Patterns of population structure in maize landraces from the Central Valleys of Oaxaca in Mexico uri icon

abstract

  • Assessing the impact of farmer management of maize landraces in the Central Valleys of Oaxaca, Mexico is crucial to an understanding of maize evolution, as it was first domesticated there. In this paper, we report on the impact of traditional farmer management of maize populations in this region in structuring molecular diversity and on the population dynamics of maize landraces. These populations, from a sample of local landraces cultivated by farmers in six villages, show little among-population differentiation (F-st = 0.011). Most surprisingly, there is no isolation by distance and small among-village differentiation (F-st = 0.003).

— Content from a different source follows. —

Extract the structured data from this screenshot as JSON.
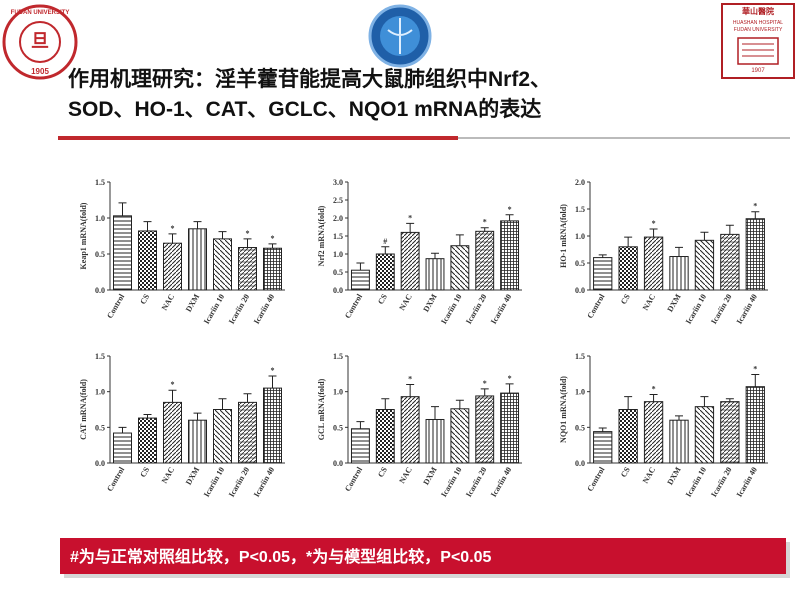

For an outbreeding plant such as maize, one would expect populations to fit Hardy-Weinberg equilibrium, but significant homozygote excess (F-is = 0.13) was found. This homozygote excess shows remarkable interpopulation and interlocus differences. We show that this pattern is related to variation in the mean anthesis-silking interval as well as to the flowering range or heterogeneity in flowering of a given population. A short anthesis-silking interval and high level of heterogeneity in flowering precocity will favor assortative mating. This leads to a locus-dependent population substructure giving an unusual case of Wahlund effect and inbreeding while high levels of seed exchange among farmers prevent population differentiation at both village and regional levels.